Operators and customers get off lightly under COR: Endycott

By: Steve Skinner, Photography by: Steve Skinner

RMS compliance chief Paul Endycott points out different punishments for truck drivers versus operators and customers.

Operators and customers get off lightly under COR: Endycott
A dog trailer in what used to be the yard of South Penrith Sand and Soil


The prosecution of South Penrith Sand and Soil highlights the differing treatment truck drivers and those higher up the chain receive, the head of heavy vehicle compliance in New South Wales says.

Paul Endycott and his team at Roads and Maritime Services (RMS) prosecuted the Sydney truck and dog company, which no longer exists, for chain of responsibility (COR) offences after a fatal accident in 2010.

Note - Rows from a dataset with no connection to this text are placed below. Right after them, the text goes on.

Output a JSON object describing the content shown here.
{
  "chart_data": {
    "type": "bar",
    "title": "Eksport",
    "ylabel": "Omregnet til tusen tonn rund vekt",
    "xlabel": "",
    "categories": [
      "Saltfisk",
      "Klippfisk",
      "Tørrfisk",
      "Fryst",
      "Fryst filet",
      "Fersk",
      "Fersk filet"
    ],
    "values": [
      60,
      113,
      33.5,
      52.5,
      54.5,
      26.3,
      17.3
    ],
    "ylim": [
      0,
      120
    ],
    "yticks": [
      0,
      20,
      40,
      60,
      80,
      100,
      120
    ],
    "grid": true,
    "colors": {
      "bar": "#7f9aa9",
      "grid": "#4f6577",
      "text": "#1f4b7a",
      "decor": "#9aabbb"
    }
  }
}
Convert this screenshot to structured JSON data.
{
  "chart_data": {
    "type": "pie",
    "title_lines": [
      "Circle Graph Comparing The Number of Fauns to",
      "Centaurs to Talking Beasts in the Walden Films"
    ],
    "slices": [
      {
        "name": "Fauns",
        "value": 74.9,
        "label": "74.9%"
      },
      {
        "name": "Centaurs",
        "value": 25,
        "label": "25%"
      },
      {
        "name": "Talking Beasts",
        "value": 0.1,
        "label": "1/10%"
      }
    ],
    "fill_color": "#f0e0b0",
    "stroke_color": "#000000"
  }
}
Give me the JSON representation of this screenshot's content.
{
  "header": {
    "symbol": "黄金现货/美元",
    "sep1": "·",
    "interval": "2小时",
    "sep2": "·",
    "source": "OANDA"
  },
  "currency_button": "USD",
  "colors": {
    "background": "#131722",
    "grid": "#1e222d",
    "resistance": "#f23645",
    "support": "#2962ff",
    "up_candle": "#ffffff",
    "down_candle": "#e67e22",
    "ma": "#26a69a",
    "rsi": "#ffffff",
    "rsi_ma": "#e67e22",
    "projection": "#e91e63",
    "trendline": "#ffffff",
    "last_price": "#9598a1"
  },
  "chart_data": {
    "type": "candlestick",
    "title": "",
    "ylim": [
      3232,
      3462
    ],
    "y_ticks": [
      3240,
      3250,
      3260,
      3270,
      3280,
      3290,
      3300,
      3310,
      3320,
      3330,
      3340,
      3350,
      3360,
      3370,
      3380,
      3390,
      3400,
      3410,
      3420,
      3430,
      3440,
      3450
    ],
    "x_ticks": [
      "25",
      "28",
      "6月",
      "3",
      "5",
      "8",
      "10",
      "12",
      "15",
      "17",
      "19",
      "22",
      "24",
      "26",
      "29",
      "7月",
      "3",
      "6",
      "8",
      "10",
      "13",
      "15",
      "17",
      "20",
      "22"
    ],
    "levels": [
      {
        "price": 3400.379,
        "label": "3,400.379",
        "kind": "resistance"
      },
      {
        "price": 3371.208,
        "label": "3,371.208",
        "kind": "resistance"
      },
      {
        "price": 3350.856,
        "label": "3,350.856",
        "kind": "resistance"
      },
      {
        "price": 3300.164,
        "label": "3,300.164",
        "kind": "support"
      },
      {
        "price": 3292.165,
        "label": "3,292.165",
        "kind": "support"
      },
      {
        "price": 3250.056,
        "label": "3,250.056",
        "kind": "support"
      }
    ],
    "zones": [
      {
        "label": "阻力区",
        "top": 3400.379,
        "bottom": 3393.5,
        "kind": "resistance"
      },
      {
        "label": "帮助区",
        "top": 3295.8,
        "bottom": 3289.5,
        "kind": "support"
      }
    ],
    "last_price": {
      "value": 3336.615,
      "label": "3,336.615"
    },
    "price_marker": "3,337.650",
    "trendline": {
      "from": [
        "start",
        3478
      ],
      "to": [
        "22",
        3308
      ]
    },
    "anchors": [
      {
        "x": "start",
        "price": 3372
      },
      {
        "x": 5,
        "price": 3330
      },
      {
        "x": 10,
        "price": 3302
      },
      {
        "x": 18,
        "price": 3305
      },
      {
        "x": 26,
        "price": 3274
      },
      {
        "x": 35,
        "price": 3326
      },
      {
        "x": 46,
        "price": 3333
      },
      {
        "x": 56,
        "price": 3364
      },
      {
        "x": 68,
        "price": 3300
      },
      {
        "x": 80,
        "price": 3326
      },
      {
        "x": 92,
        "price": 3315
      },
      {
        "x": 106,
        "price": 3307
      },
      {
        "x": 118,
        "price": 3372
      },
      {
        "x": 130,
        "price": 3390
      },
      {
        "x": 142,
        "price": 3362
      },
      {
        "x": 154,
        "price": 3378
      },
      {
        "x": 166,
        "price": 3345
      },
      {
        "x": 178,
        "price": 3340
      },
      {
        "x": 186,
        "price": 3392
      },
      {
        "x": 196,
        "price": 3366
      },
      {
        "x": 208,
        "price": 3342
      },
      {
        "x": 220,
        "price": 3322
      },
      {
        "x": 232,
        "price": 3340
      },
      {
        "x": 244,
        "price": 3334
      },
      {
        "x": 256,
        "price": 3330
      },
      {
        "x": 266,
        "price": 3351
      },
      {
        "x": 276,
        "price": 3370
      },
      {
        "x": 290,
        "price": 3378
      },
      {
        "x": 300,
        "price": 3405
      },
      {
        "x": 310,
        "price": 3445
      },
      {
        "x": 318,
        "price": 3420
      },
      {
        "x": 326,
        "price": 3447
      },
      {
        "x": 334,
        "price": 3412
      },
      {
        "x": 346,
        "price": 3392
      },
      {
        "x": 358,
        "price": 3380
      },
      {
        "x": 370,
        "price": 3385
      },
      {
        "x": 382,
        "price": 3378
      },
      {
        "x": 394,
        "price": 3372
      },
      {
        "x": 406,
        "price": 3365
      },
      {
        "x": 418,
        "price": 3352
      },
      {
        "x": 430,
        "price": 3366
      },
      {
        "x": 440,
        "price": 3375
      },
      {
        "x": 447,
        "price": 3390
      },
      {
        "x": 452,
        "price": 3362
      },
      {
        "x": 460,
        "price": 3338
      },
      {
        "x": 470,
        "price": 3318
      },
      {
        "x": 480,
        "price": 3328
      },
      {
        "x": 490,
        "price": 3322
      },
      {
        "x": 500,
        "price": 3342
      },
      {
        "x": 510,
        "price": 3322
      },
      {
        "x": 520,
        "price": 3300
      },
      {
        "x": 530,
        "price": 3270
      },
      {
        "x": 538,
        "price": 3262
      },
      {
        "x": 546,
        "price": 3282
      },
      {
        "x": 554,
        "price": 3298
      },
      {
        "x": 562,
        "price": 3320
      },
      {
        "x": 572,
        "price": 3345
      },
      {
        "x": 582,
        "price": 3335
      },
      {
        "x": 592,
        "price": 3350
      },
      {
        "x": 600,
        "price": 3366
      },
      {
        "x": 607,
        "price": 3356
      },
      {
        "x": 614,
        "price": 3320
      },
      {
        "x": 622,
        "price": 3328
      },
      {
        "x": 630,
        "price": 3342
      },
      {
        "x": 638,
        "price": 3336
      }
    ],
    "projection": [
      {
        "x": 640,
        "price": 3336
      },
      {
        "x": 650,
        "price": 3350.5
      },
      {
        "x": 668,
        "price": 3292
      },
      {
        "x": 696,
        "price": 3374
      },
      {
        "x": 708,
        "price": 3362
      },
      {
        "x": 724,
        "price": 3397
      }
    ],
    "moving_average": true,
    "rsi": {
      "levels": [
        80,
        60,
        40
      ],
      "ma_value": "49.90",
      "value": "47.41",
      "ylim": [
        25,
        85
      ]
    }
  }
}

As Owner//Driver reported, a truck driver working for the company struck and killed a cyclist and was sentenced to 10 years jail as a result.

The driver was suffering from fatigue and had cannabis in his system at the time of the crash.

The RMS investigation into South Penrith Sand and Soil revealed the company pushed its drivers to exceed legal work hours and tried to conceal the practice.

While the driver was jailed, the company and its director were fined less than $90,000 in the NSW Supreme Court.

"The South Penrith Sand and Soil case shows the contrast between long jail sentences for drivers at fault in fatal crashes, and consequences for the operators and customers involved," Endycott, who is the RMS general manager of heavy vehicle compliance, says.

Endycott says the current complex and prescriptive COR law led to the light penalty against the company and its owner.

"There were thousands of fatigue breaches," he says.

"We interviewed all the drivers and protected them under the law by directing them to answer questions.

"I asked for the worst of the breaches to be progressed after the company appealed to the District Court saying a number of charges were duplicitous. 

"The complexity of the law led to this situation. If we had been able to charge them once, under a breach of a general duty to provide safety and include the thousands of incidents in the particulars of the charge, then the court could look at one charge and appropriately deliver a suitable sentence in response.

"But what they have to do is look at each incident and then deal with them in totality.

"Judges and magistrates are compelled to get bogged down in the fine detail, and can lose sight of the overall seriousness of the dangerous company behaviour. Things are just back to front."

Endycott says his investigators hear time and again from those higher in the chain that they did not know drivers were speeding or suffering from fatigue. But he adds that in most cases it is because "they never bothered to ensure basic compliance". 

"We must continue with this work to ensure companies are not attempting to gain a criminal commercial advantage over compliant companies by breaking the law," Endycott says.

The judge who ruled on the South Penrith Sand and Soil case pointed out that none of the charges before him directly related to the fatal accident, but the accident led to an RMS investigation.

"It was immediately apparent to the RMS Audit, and South Penrith and the other defendants agreed, that there were no systems or practices in place which addressed any issue relating to fatigue management for the drivers of the Company’s vehicles," the judge’s ruling states.

Elsewhere the judge noted that until an earlier court case where half the charges were thrown out, "the prosecution persisted, unreasonably in my assessment, in pursuing a range of charges which were not open to it".

And although he was passing sentence on a host of individual road safety offences, he said he was obliged to adhere to the "principle of totality", to ensure that the fines "reflect the criminality involved".